+1.
I respect for the design concept of ManifoldCF, but I think force delete options make MCF more
useful for those who use MCF as crawler. Adding force delete options doesn't change default
behaviors and it doesn't break back-compatibility.
Koji
On 2022/06/14 14:46, Ricardo Ruiz wrote:
Hi Karl
We are using ManifoldCF as a crawler more than a synchronizer. We are thinking of contributing to
ManifoldCf by including a force job delete and force output connector delete, considering of course
the things that need to be deleted with them (BD, etc). Do you think this is possible?
We think that not only us but the community would be benefited from this kind
of functionality.
Ricardo.
On Mon, Jun 13, 2022 at 7:34 PM Karl Wright <daddy...@gmail.com
<mailto:daddy...@gmail.com>> wrote:
Because ManifoldCF is not just a crawler, but a synchonizer, a job
represents and includes a
list of documents that have been indexed. Deleting the job requires
deleting the documents that
have been indexed also. It's part of the basic model.
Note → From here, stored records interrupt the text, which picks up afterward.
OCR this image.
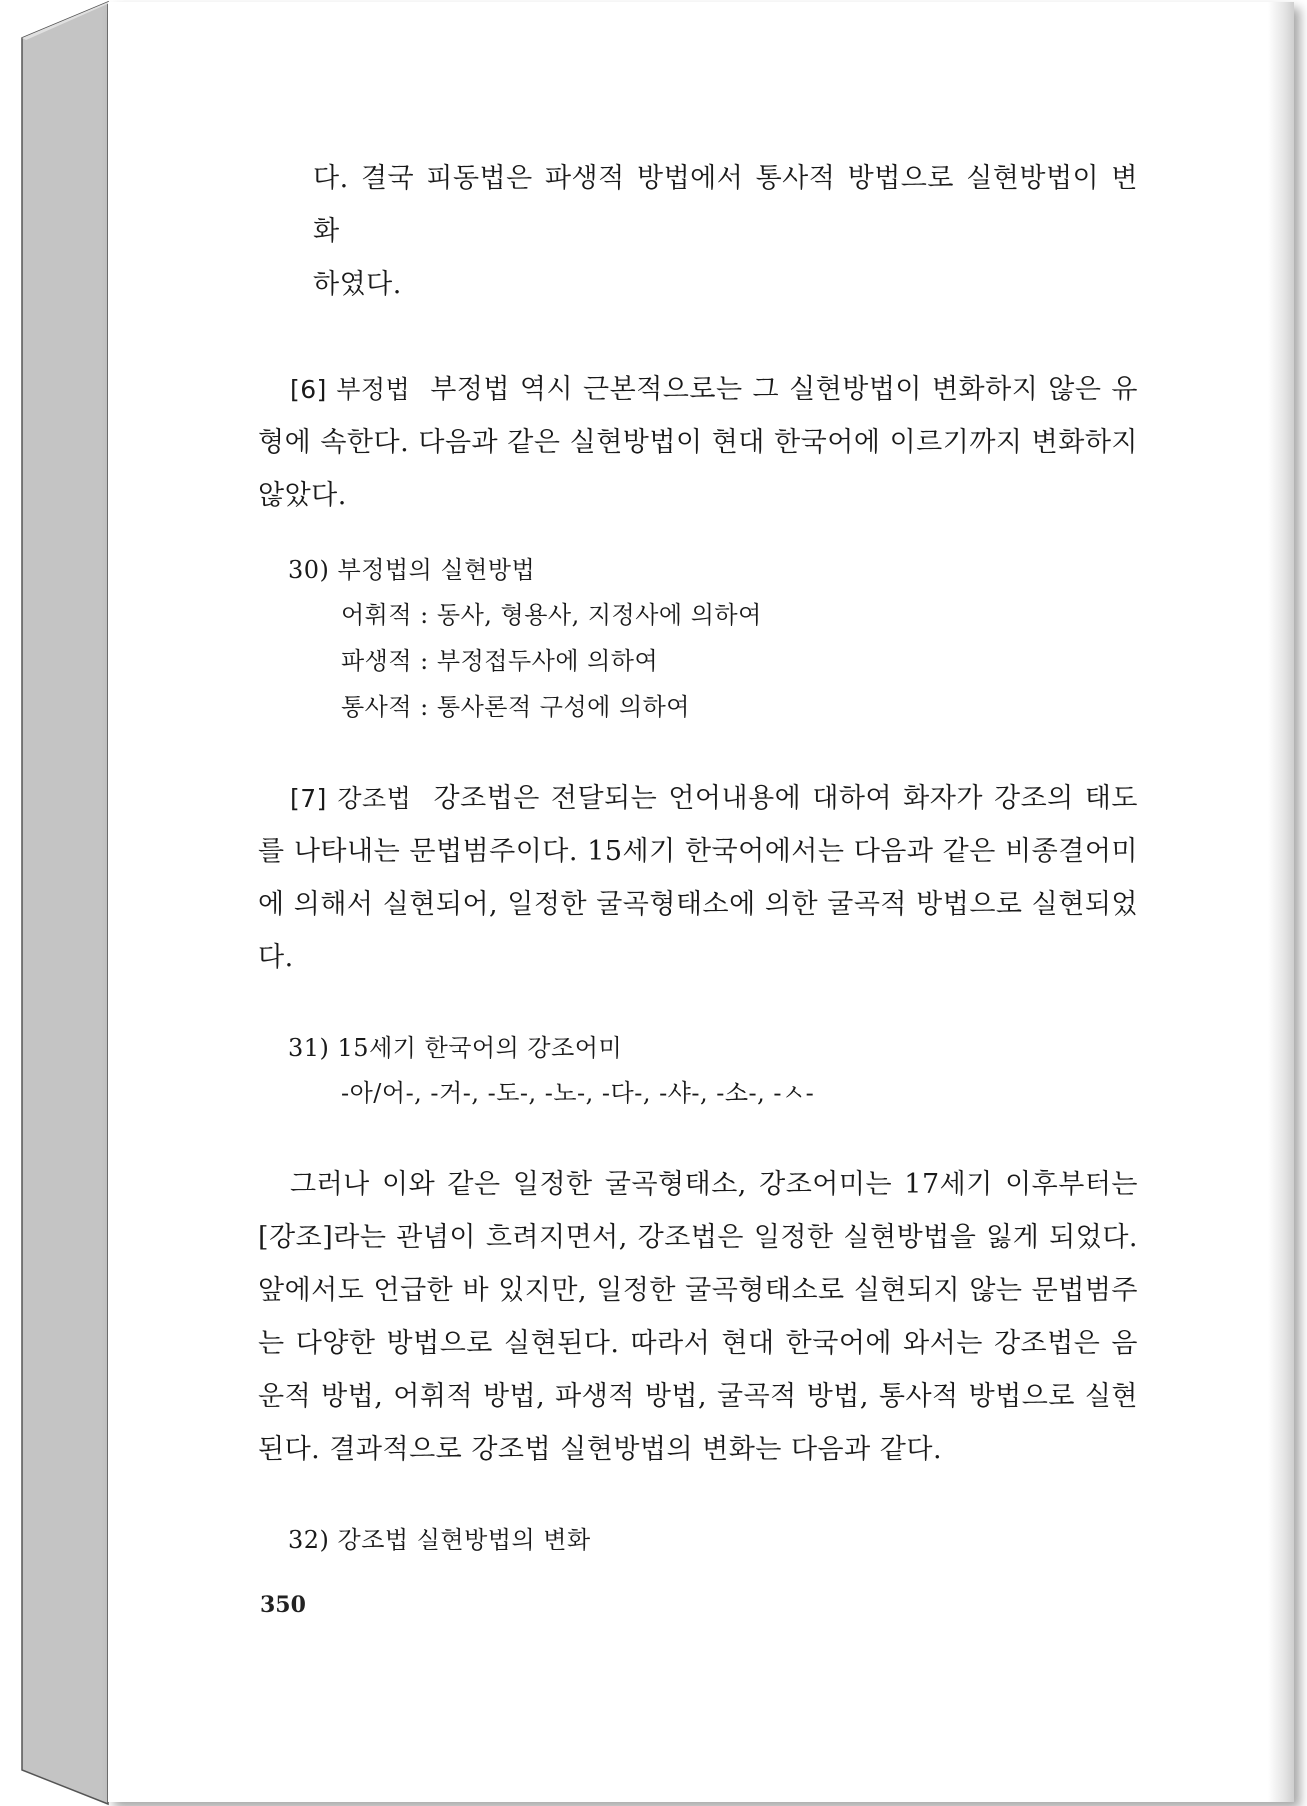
다. 결국 피동법은 파생적 방법에서 통사적 방법으로 실현방법이 변화

하였다.

[6] 부정법 부정법 역시 근본적으로는 그 실현방법이 변화하지 않은 유형에 속한다. 다음과 같은 실현방법이 현대 한국어에 이르기까지 변화하지 않았다.

30) 부정법의 실현방법

어휘적 : 동사, 형용사, 지정사에 의하여

파생적 : 부정접두사에 의하여

통사적 : 통사론적 구성에 의하여

[7] 강조법 강조법은 전달되는 언어내용에 대하여 화자가 강조의 태도를 나타내는 문법범주이다. 15세기 한국어에서는 다음과 같은 비종결어미에 의해서 실현되어, 일정한 굴곡형태소에 의한 굴곡적 방법으로 실현되었다.

31) 15세기 한국어의 강조어미

-아/어-, -거-, -도-, -노-, -다-, -샤-, -소-, -ㅅ-

그러나 이와 같은 일정한 굴곡형태소, 강조어미는 17세기 이후부터는 [강조]라는 관념이 흐려지면서, 강조법은 일정한 실현방법을 잃게 되었다. 앞에서도 언급한 바 있지만, 일정한 굴곡형태소로 실현되지 않는 문법범주는 다양한 방법으로 실현된다. 따라서 현대 한국어에 와서는 강조법은 음운적 방법, 어휘적 방법, 파생적 방법, 굴곡적 방법, 통사적 방법으로 실현된다. 결과적으로 강조법 실현방법의 변화는 다음과 같다.

32) 강조법 실현방법의 변화

350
So if you tear down your target output instance and then try to tear down
the job, it won't
work. ManifoldCF won't just throw away the memory of those documents and
act as if nothing
happened.
If you're just using ManifoldCF as a crawler, therefore, your fix is about
as good as it gets.
You can get into similar trouble if, for example, you reinstall ManifoldCF
but forget to include
a connector class that was there before. Carnage ensues.
Karl
On Mon, Jun 13, 2022 at 1:39 AM Ricardo Ruiz <ricrui3s...@gmail.com
<mailto:ricrui3s...@gmail.com>> wrote:
Hi all
My team uses mcf to crawl documents and index into solr instances, but
for reasons beyond
our control, sometimes the instances or collections are deleted.
When we try to delete a job and the solr instance or collection doesn't
exist anymore, the
job reaches the "End notification" status and gets stuck there. No
other job can be aborted
or deleted until the initial error is fixed.
We are able to clean up the errors following the next steps:
1. Reconfigure the output connector to an existing Solr instance and
collection
2. Reset the output connection, so it forgets any indexed documents.
3. Reset the job, so it forgets any indexed documents.
4. Restart the ManifoldCF server.
Is there any other way we can solve this error? Is there any way we can
force delete the job
if we don't care about the job's documents anymore?
Thanks in advance.
Ricardo.